The loft is on the ninth floor, just below the penthouse, which includes a rooftop swimming pool. The reasonably sunny pad is smack-dab in New York University territory-near Nobody Beats the Wiz and the Antique Boutique. Not exactly the city’s most chic neighborhood. But Mr. Bowie is still just young enough to be a Grammy nominee: This year, he’s up for best alternative album for his mimicking the current drum-and-bass sound on the Earthling album. His new neighbors and their trust-fund, techno-gleaming life styles could help him keep it alternative. Mr. Bowie’s representative had no comment at press time.

320 Central Park West (Ardsley)

One-bed, one-bath, 950-square-foot prewar co-op.

Asking: $342,500. Selling: $338,000.

Maintenance: $911; 33 percent tax-deductible.

Time on the market: 10 weeks.

OLD-TIMER FAST-FORWARDS TO TIMES SQUARE CONDO FROM THE WAY WE WERE Barbra Streisand hangs her special mirror, the one that has two faces, in this Emery Roth-designed 1931 co-op. Roth, of course, designed the Beresford and the San Remo apartment buildings as well, Art Deco contemporaries of the Ardsley, all on Central Park West. Ms. Streisand’s building is known more for the facade’s vaguely Mayan terrazzo implants than its celebrity content (maybe because it’s a little farther north, near 92nd Street). The seller of this apartment remembers well when Roth was stacking up this Art Deco magnificence: He was 25 when it opened. At 92, after living in this one-bedroom apartment for many years and sitting on the co-op board up until a year or so ago, he decided it was time to move. The apartment is on one of the building’s top floors, where it is set back, allowing for a terrace. It’s on the wrong end of the building to see the park, though; it looks south over the Upper West Side. When the seller was but a sprightly 84, he renovated the apartment, putting in new etched-glass doors and burnishing the prewar details so all it requires is a paint job. He’s moving over to where the action is-Times Square-into a new condo at West 43rd Street and Ninth Avenue. The buyer is a single woman. Meanwhile, the seller will always have the “Memories.” Broker: Bellmarc Realty (Fern Budow); Halstead Property Company (Camilla Cassels-Smith).

120 East 71st Street

Five-bed, six-bath, 4,320-square-foot prewar town house.

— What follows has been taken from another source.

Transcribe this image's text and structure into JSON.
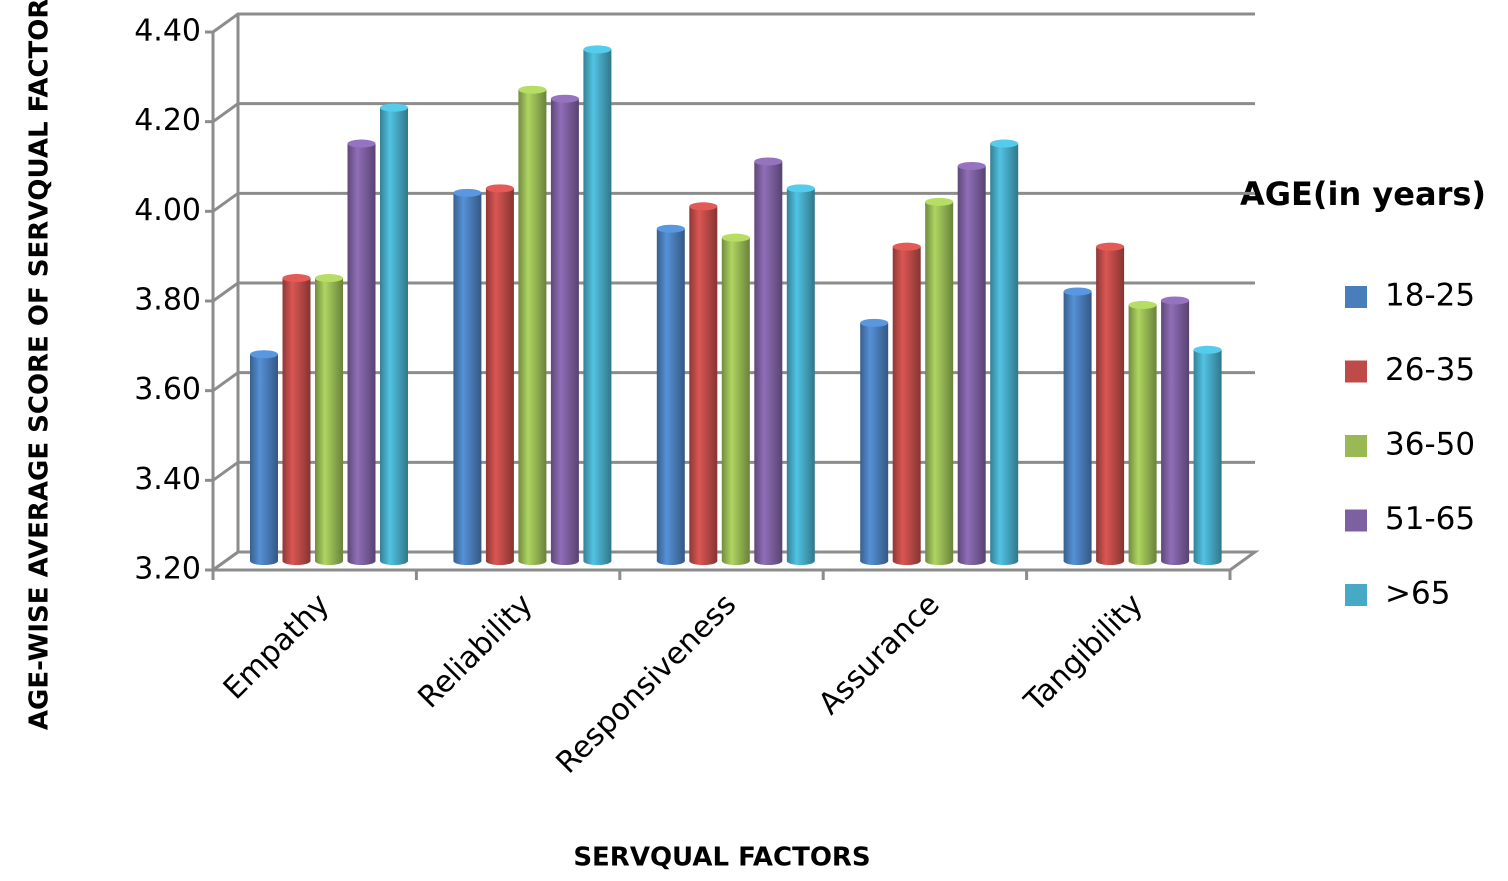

Asking: $2.5 million. Selling: $2.25 million.

Time on the market: three months.

FINANCIERS HEDGE ON SWINGERS’ STREET During his swingin’ bachelor days as a partner at Drexel Burnham Lambert Inc., financier Leon Black lived on two floors of this five-floor brick town house, located across the street from the satiny lair of international right-wing gossip columnist Taki Theodoracopulos, left. But Mr. Black was only renting; his landlords had bought the house in 1975, renovated it and cut it into three apartments (two duplexes and a one-bedroom apartment on the top floor). They lived in the lower duplex, below Mr. Black, but later moved into Mr. Black’s apartment. Lately, though, they had been using it only part-time while they built a house in Florida. The buyers are a family-Dad has a good job on Wall Street. (You know, today’s shiny and healthy new Wall Street, the one that’s not at all sleazy, like the 1980’s Wall Street that Drexel Burnham symbolized.) With their family expanding-though not as fast as their portfolios-it was time to get out of that Fifth Avenue co-op and into something more comfortable. They’re moving into the owner’s old duplex on floors three and four-which is configured for two bedrooms, three bathrooms, a dining room, living room and 20-foot-deep terrace-and plan to annex the skylight-fitted fifth-floor unit, too. And they’ll rent out the bottom duplex (maybe as a hedge against all that unpleasantness over in Asia). Broker: Leslie J. Garfield & Company (Jed Garfield); Christopher J. Infante International Real Estate (Christopher J. Infante).